この章では,ggplot の code の文法が正しいだけでは駄目で,データの特性をしっかりと ggplot に理解させ正しく描画させることの重要性を説いています.
例えば,group option を設定し忘れたり,facet_wrap 関数をうまく使えていなかったりすると流石の ggplot でも変なグラフを出力してしまいます.ggplot といえども,group 別のカラムとして認識させるものが誤っていたらへんてこな描画をしてしまうわけですね.ggplot はあくまでも描画はしてくれますが,データの構造までは完璧には推し量ってくれないと考えておくべきでしょう.
ちなみに,本書内で紹介されていた @accidental__aRt という twitter account (https://twitter.com/accidental__art) は必見です.なんらかの設定ミスによって意図されていなかった,とても変な,それでいて時には芸術的でさえある描画結果が RT されています。



第5章 データの整形・ラベル・メモの追加

tidyverse(dplyr)のトレードマークといっても差し支えのないパイプ(%>%)演算子を利用したデータの整形の仕方の基礎が解説されています.
group_by や summarize 系の関数を使って集約した結果の可視化の説明に加え,グラフ内へのテキストの描画・軸の変換・描画テーマの変更なども解説されています.


第6章 モデルデータの可視化

geom_smooth 関数を使用して,回帰モデルの結果を図に追加する方法の解説から始まる章です.続いて,Ordinary Least Squares(OLS)によるフィッティング結果を格納したオブジェクトの中身を確認する方法を説明し,naive に(オブジェクトから係数を取り出してデータフレーム化して・・・という流れ)モデルのフィッティング結果を図示する方法を解説しています.

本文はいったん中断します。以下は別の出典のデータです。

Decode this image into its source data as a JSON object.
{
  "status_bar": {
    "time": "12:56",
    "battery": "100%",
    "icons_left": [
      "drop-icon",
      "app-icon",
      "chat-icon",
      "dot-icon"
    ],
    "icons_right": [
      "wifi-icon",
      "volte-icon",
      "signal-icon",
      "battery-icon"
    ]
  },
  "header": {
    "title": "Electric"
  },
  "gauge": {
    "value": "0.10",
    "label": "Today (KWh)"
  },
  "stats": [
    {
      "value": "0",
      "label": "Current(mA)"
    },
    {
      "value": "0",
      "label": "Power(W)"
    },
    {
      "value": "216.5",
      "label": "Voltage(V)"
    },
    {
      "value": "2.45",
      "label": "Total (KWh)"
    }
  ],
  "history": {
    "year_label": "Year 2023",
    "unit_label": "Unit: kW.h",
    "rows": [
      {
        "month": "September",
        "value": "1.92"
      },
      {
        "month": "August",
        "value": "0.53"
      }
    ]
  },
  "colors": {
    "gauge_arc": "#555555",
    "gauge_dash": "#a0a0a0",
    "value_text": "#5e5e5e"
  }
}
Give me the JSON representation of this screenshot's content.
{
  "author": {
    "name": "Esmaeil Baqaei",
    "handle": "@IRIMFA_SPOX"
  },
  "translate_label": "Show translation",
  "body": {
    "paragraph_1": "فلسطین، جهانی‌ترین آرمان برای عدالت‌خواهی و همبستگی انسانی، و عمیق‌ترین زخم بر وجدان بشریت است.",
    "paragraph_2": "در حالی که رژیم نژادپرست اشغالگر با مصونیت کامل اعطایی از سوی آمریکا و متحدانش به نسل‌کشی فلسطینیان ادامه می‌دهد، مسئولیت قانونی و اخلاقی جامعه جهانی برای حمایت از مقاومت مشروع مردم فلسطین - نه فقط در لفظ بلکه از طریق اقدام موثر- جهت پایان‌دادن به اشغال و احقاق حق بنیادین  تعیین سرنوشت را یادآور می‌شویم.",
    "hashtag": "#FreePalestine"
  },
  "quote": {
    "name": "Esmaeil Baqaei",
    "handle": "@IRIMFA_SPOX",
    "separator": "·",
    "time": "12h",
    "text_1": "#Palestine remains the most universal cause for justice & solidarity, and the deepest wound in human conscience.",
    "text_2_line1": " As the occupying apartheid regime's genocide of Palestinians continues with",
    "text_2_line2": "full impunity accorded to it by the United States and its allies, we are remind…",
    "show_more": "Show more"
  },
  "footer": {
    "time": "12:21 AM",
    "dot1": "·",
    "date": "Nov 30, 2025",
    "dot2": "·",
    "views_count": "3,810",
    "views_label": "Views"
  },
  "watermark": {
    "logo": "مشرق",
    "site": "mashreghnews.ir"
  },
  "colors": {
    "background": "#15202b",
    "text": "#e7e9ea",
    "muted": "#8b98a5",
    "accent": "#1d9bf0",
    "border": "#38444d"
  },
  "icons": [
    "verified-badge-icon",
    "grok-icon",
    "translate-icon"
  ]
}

しかし,最大の目玉は broom パッケージの解説でしょうか.
私も少し前にこのパッケージを知りましたが,とても便利です.
モデルのフィッティング結果をもつオブジェクトから係数や信頼区間・p 値といった情報を都度とってきて,その後データフレーム化して・・・というプロセスをわざわざやらなくて済むようにしてくれる素敵な関数です.本章を読むことで broom パッケージの使い方,特に tidy, augment, glance 関数等の扱い方を把握できると思います.


第7章 地図を描画する

世の中にはたくさんの R の可視化に関する記事や書籍が Web や紙媒体を問わず出版されていると思います.しかし,地図の描画に関する話題を取り扱ったものは意外と少ないと思います.
本書では主に,緯度・経度情報を利用した geom_polygon 関数による描画を解説していますが,ggplot の 2.3.0 以降ですと公式に geom_sf 関数が利用できるようになっており,sf オブジェクトを利用したそちらの描画を利用する人が近年では多いような気がします.geom_polygon 関数は本書で,geom_sf 関数は他の媒体で勉強してみると良いのではないでしょうか.

ちなみに,翻訳陣の一人である瓜生氏はご自身のブログで ggplot を利用した地図の描画に関する記事を多数公開されています.
もちろん,geom_sf 関数に関する記事も多数書かれています.

蛇足ですが,twitter でハッシュタグ #30DayMapChallenge で検索をかけると,美麗な地図描画の投稿を多数みることができます(下リンクは著者の一人である瓜生氏の tweet).ここまでの描画ができるようになるまでは鍛錬が必要そうですが,こういったクオリティの描画ができるようになりたいものですね!


第8章 プロットを整える

最後の章はグラフの軸ラベル,タイトル,キャプションなどを付け加える方法やカラーパレットを選択する方法などが解説されています.この章はおまけ程度に捉えておくと良いかもしれませんが,labs 関数や theme 関数の使い方くらいはおさえておくと良いのではないかと思います.



長くなってしまいましたが,最後までお読みいただきありがとうございました.